With respect to caring behaviors of nurses toward patients in final stages of life in ICU, the results argued that the majority of nurses (98.9%) have desirable behavior toward patients. The results marked that the difference between the mean total technical–physical and psychosocial scores of care was statistically significant. In addition, nurses held that psychosocial aspects of care are more important than other aspects.
In addition, there was no significant association between caring behaviors of nurses and demographic characteristics including age, clinical working experience, working experience in ICU, marital status, educational level, employment in several hospitals, experience of having a relative in final stages of life in ICU, type of employment, and type of shift working. These results are in accordance with the results of Salimi et al. 28 and Asadi et al. 29 Khademian and Vizeshfar 30 also revealed that age, gender, and clinical working experience did not have a significant relationship with caring behaviors of nurses, which is in accordance with the results of our study.
Kotronoulas et al. 31 also did not find a statistically significant relationship between nursing demographic indices (age, gender, clinical working experience, and job status) and perception of the importance of caring behaviors, which is in line with the results of this study.

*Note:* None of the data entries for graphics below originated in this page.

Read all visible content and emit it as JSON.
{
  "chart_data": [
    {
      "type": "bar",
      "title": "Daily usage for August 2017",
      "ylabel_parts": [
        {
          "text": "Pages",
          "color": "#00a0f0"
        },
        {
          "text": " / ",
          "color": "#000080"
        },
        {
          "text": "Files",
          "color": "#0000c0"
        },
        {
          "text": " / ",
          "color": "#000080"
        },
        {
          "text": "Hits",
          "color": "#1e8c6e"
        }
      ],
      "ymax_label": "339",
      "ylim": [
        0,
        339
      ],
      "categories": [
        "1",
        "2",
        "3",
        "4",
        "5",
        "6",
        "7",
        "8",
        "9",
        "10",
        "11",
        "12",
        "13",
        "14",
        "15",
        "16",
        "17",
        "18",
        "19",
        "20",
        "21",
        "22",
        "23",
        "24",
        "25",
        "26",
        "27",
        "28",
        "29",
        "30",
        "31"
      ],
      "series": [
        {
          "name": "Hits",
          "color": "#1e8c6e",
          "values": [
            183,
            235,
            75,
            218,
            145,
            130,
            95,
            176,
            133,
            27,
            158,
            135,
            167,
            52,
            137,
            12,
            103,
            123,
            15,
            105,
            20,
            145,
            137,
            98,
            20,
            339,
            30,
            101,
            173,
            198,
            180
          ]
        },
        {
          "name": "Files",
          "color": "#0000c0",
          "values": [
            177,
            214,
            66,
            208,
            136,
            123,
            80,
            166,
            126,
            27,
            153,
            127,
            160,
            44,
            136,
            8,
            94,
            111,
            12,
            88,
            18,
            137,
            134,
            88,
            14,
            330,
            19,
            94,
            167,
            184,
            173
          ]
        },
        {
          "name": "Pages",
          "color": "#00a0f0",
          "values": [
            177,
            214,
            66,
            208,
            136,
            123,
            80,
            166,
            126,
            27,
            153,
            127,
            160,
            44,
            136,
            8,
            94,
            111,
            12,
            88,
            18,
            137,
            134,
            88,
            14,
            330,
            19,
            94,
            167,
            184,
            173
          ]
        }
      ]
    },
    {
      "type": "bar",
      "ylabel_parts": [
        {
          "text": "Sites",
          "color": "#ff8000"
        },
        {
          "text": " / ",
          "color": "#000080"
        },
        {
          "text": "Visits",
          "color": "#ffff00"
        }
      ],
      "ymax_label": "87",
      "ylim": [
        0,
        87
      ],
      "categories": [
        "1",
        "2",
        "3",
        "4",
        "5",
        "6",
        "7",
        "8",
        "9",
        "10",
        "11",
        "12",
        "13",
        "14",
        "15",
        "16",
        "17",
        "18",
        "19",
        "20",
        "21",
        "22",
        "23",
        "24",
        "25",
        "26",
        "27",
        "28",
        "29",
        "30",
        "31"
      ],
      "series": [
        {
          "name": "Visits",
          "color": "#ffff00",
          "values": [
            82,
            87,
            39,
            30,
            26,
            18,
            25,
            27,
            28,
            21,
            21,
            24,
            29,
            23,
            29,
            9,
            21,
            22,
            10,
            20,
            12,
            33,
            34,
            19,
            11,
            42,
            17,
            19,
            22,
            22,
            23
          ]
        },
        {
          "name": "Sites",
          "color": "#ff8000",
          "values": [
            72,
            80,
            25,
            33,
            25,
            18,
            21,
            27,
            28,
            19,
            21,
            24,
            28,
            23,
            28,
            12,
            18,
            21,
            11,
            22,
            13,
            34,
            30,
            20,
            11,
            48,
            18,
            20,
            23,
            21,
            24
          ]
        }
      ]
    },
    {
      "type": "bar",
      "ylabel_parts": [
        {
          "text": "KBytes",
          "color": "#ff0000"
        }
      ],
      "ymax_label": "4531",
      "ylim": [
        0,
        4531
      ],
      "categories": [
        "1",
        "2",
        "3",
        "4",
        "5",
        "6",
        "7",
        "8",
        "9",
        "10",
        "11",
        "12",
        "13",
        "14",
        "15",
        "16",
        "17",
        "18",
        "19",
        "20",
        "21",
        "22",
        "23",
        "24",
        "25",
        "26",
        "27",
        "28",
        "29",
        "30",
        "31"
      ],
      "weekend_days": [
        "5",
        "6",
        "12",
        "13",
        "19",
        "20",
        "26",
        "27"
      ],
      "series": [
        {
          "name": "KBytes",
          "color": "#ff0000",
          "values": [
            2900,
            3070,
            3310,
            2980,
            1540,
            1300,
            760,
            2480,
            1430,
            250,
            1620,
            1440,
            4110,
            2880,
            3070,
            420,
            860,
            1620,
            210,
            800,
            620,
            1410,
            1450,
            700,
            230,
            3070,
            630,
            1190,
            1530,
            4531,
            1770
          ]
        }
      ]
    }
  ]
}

The results of Pearson’s correlation test reflected a negative significant relationship between working hours per week and caring behaviors of nurses. In other words, the more the working hours per week, the lower the caring behavior score, that is, factors such as shortage of human resources and non-standard working conditions can negatively influence caring behaviors of nurses.
Former findings pinpointed that there was a significant negative relationship between perception of futile care and caring behaviors of nurses toward patients in final stages of life. Accordingly, as perceptions of futile care grow, the caring behavior scores reduce. It can be mentioned that moral distress caused by futile care and the dissatisfaction induced from this tension can have a negative impact on caring behavior of nurses and the quality of care.
Conclusion
Given moderate perception of the nurses toward futile care and its detrimental effect on caring behaviors of nurses, it seems mandatory to implement training programs and workshops to help boost compatibility and morality in the medical team through identifying stressful conditions resulting from futile care. These programs can also help reduce the inevitable impact of this phenomenon on mental and physical health of the clinical team. In addition, implementing appropriate interventions to minimize the frequency of exposure to futile care and its resulting tension is mandatory.
Footnotes
Acknowledgements
This is a pre-study for defending a master’s thesis in the field of Critical Care Nursing. The authors appreciate the cooperation of the authorities and critical care nursing staff of clinical centers affiliated to Mazandaran University of Medical Sciences.
Conflict of interest
The author(s) declared no potential conflicts of interest with respect to the research, authorship, and/or publication of this article.
Funding
The author(s) disclosed receipt of the following financial support for the research, authorship, and/or publication of this article: This study was financially supported by the Deputy of Research and Technology of Mazandaran University of Medical Sciences with code no. 1428 and record date 3 March 2015, approved by the Research Ethics Committee of Mazandaran University of Medical Sciences.